Reforming Hong Kong: Youth policy

I would never bet against Hong Kong.
More precisely, I would never bet against any city that possesses as dynamic, well-groomed, international, and versatile a workforce as Hong Kong’s. And the bulwark of this – its productivity, its energy, and its dynamism – constitutes Hong Kong’s youth. Without our youth, there could be no future, quite literally. There may be a meandering path weaving the in-between straddling irrelevance and irreverence, yet in the absence of a spontaneous, organic, and flourishing youth, Hong Kong would have no future.
This is why regaining the hearts and minds of our future generations, empowering and equipping them with opportunities, recognising and hearing out their pleas, treating them as human beings and folks with individual ambitions and aspirations… are of the utmost importance. I want to talk about reforming Hong Kong today – and how we can, collectively, make this city a better place for teenagers and children, growing up to lead and spearhead our city’s future trajectory.
Now, here’s a shout-out to a report put together by an excellent think-tank that has industriously generated some rather top-notch, conscientious, and accurate research over recent years: the MWYO recently published a report outlining its findings concerning the malaise facing – and solutions in advancing the interests of – youth in the city. The report offered a comprehensive range of recommendations and prescriptions, ranging from measures aimed at improving socioeconomic mobility and communal integration, to programmes that empower young, aspiring entrepreneurs and workers heading into the job market.
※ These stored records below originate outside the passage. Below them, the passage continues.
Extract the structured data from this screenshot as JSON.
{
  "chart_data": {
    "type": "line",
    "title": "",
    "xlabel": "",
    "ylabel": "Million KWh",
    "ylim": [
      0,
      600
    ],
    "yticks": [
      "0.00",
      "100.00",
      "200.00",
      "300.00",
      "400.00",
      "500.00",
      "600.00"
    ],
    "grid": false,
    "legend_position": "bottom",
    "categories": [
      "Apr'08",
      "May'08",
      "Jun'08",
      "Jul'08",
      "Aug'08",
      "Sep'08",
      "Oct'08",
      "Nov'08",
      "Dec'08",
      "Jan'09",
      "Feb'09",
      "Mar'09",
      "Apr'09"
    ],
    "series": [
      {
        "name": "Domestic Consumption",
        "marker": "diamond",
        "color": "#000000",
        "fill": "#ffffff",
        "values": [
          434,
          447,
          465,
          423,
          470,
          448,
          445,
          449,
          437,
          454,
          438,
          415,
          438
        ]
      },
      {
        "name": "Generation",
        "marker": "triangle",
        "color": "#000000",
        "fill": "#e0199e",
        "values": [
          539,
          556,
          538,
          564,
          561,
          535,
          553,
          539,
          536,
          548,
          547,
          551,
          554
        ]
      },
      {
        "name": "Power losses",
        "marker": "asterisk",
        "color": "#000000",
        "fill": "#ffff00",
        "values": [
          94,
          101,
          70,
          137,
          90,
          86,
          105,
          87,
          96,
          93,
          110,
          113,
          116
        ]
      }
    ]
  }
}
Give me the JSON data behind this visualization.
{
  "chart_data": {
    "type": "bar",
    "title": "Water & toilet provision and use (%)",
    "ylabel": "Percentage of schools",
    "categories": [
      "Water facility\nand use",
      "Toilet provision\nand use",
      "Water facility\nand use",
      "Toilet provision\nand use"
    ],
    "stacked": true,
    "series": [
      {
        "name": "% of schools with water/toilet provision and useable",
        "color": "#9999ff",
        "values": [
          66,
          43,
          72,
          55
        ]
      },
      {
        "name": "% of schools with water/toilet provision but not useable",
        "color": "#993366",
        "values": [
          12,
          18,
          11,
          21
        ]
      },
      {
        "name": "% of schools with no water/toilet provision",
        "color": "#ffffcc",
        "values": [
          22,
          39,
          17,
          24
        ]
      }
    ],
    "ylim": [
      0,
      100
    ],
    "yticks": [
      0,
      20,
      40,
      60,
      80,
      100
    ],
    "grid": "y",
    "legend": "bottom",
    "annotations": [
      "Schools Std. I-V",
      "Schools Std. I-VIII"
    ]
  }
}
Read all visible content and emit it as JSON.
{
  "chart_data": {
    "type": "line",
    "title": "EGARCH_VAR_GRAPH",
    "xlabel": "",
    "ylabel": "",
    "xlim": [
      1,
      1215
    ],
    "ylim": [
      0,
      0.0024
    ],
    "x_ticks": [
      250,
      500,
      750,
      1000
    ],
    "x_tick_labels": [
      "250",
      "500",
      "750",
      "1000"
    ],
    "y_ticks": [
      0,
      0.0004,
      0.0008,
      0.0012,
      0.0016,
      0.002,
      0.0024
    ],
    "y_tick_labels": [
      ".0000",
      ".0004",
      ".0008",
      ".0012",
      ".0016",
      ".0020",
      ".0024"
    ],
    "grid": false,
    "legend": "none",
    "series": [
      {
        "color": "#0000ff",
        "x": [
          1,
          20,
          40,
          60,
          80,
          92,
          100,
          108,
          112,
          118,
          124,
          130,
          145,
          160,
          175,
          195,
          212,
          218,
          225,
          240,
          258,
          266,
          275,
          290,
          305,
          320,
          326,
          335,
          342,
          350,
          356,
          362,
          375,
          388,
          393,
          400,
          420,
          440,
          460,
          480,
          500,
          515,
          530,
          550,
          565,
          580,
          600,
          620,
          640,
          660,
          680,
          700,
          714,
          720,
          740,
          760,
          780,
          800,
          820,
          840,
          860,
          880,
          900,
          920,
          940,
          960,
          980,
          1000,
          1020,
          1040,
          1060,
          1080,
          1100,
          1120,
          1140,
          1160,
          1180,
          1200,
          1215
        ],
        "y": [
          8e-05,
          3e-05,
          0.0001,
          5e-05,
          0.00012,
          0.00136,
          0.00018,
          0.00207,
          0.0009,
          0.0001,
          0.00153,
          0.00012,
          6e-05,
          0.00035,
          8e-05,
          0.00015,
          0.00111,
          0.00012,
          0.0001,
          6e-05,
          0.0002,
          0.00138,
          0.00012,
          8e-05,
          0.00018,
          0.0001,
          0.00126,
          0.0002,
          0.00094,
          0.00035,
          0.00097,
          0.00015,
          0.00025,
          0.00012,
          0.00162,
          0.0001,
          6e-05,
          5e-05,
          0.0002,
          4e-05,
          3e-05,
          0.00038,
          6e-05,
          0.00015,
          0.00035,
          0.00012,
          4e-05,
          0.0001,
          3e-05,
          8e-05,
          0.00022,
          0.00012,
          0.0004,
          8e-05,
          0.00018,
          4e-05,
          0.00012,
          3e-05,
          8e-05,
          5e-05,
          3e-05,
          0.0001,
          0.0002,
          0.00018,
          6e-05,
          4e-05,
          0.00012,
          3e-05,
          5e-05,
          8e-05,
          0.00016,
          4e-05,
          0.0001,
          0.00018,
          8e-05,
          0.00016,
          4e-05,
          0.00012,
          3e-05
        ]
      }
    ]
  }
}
This piece builds off the report – and incorporates some of my personal insights and reflections on the matter. When asked to comment on the most salient priority for most Hong Kong youths, I’d wager that ‘land and housing’ probably does come the closest, but remains even then insufficient as an explanation for the troubles befalling those in the 20-40yo bracket. The root causes of land and housing shortages have been explored to death elsewhere – but the primary reason for which when it comes to the youth, getting a property of their own is in fact an issue, stems from the vast residential-workplace disjunction that characterises the routine of many a youth. Most lower- to mid-tier jobs are clustered in Kowloon and the North of Hong Kong Island, whilst many amongst lower- and middle-class families, as well as youth from more well-to-do backgrounds, do not – by default – live near their workplaces. To find a ownable property that is both adjacent to their workplace and affordable, is a nigh-impossible task: hence the surge in cage homes and subdivided flats, which have come to comprise the default mode of residence for many of our city’s young labourers. This is not healthy – not only in the physical-biomedical sense, but also on a psychological level. Throw in the exorbitant mortgages to which our youth are shackled upon committing to a more permanent residential property, and it’s not that difficult, surely, to see why there exists much disgruntlement towards the government and society at large, from our up-and-coming next generations.
Yet beyond housing fixes – which I’m sure many experts will have, or shall duly address – there remains a more perennial problem, one that hampers both our economic competitiveness writ large, as well as the capacity of working-class youth to access upward mobility. Hong Kong’s industrial policy is non-existent; we have an over-concentration of resources and dividends in a few select sectors, with ‘non-lucrative’ sectors ranging from education to social work, media and culture to the arts, woefully underfunded and ill-tapped-into with respect to their potential and possible support from abroad. It is imperative that we reimagine our economy in a way that is more youth-friendly and -oriented. Give them space and room to grow, to lead, to pioneer and explore their own initiatives. Engage youth entrepreneurs on one-on-one and exclusive opportunities to speak with mentors, who can guide them in making their forays into the unknown and risqué. For all of the talk of Hong Kong’s being a financial hub and center for innovation, there remains a dire lack of what I term ‘safety net’ supports for fledgling start-up founders, innovators; the regulatory system that ostensibly protects the intellectual property rights and fruits of labour of individual thinkers, is both anachronistic and in need of an overhaul. It’s OK that our economy does not place at its core our youth – after all, there are other stakeholders to take care of. Yet it’s not OK that when it comes to future-oriented sectors, our youth have no say, no representation, and no safeguards that preserve their core interests, so as to facilitate them in undertaking calculated and reasonable risks, in trying out ‘new paths’ with intrepidity and sufficient wherewithal.
We don’t set up our youth such that they’re ready to succeed – we’re fixated instead with ensuring that they would never fail. And in so doing, through our obstinate, unyielding, and ultimately dilapidated education system, we consign our next generations to stark choices from a young age – choose a subject, choose a field, choose a battle, choose a job, choose it all. More precisely, parents end up making half of these choices, or more, without their children’s consent. And that’s the tragedy of the credentialist treadmill typifying our society today.
If we want to reform Hong Kong, let’s start by making the city a better place for those who shall come to define and shape its future – and these are not those in political and economic positions of privilege; not those who wield disproportionate discursive or ideological influence over the city. It’s our youth – who deserve better; who could be better: if only we’d let them.